After pressing enter, I get the result: the average age of people in this dataset is 38.6932
years old.
Pie Chart
Next, I want to understand how many people smoke. This is easy to do using Excel’s “PivotTables” feature. First, select the column of interest by clicking on the column letter. Then, choose “Insert”, “Tables”, “PivotTable.”
A dialogue box will open. Leave all the options as defaults, click “OK,” and a new worksheet (AKA, a tab) containing the PivotTable will be created. Check the column of interest, then drag it to the “Rows” area, and you should see something like this:
As you can see, the PivotTable counts the number of times each value appears in the column of interest. This summary data will make it easy to create a pie chart. Select the data in the pivot table, then select the pie chart from the “Insert” ribbon.
The pie chart shows that about 1/4 of people were smokers.
Of course, it’s a good idea to give the pie chart an informative title (e.g., “Proportion of Smokers”).
Other Ideas
There are many other ways I could visualize the data. For example:
- I could look for a connection between whether people worked at a company with a smoking ban and whether they smoked. This could be done by creating a PivotTable from multiple columns (also referred to as a contingency table).

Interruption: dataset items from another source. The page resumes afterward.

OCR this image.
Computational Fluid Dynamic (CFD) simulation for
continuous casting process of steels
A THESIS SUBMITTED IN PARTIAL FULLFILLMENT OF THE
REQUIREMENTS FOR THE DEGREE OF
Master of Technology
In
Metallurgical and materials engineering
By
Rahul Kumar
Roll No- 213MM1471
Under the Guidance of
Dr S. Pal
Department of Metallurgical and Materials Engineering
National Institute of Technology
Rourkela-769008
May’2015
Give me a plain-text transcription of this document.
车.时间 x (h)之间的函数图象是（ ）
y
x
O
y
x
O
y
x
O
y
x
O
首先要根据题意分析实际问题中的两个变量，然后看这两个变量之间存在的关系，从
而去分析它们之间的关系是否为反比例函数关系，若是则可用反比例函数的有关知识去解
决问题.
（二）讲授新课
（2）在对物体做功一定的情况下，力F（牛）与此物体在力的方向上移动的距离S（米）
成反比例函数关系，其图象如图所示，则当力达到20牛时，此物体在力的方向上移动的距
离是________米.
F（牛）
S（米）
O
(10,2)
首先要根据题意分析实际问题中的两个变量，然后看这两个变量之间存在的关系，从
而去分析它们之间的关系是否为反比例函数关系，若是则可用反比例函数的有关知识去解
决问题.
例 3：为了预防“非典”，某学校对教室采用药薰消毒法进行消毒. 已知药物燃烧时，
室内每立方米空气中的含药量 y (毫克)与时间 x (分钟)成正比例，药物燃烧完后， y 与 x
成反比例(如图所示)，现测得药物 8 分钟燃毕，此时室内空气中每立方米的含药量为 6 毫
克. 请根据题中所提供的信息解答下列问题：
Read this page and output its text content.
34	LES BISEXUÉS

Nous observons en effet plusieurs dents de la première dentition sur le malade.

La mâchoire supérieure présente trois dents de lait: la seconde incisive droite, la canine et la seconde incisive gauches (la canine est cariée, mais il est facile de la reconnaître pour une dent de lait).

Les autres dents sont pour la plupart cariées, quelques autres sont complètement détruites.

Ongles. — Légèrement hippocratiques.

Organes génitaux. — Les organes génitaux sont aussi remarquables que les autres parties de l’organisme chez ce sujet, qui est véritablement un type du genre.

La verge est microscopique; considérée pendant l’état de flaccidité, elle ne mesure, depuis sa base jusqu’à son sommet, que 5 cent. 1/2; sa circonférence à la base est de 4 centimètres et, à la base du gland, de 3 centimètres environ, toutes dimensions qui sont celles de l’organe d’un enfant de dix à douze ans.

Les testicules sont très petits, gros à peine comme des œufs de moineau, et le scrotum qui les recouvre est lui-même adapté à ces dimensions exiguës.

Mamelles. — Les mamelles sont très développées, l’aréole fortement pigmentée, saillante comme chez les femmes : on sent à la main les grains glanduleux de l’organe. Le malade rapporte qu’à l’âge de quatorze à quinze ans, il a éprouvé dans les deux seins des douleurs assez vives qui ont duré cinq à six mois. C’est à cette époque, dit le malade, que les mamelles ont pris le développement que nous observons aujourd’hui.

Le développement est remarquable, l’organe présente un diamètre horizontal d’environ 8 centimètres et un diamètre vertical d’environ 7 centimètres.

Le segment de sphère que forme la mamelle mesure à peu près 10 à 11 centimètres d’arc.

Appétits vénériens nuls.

- I could create column chart of the age data (also referred to as a histogram). This would make it possible to see how the ages are distributed.
- I could repeat some of these analyses on different columns.
Submit
Ensure that both partners submit to Moodle. You should both upload a PDF containing:
- You and your partner’s names
- The date and time of the recitation session you attended
- If you could not attend a recitation session, simply explain why you could not attend
- The name of the dataset you analyzed
- The results of your exploratory data analysis. You should include:
- A short paragraph explaining your dataset and what you learned from your analysis
- At least one chart
- At least one summary statistic (e.g., average, minimum, maximum, etc.)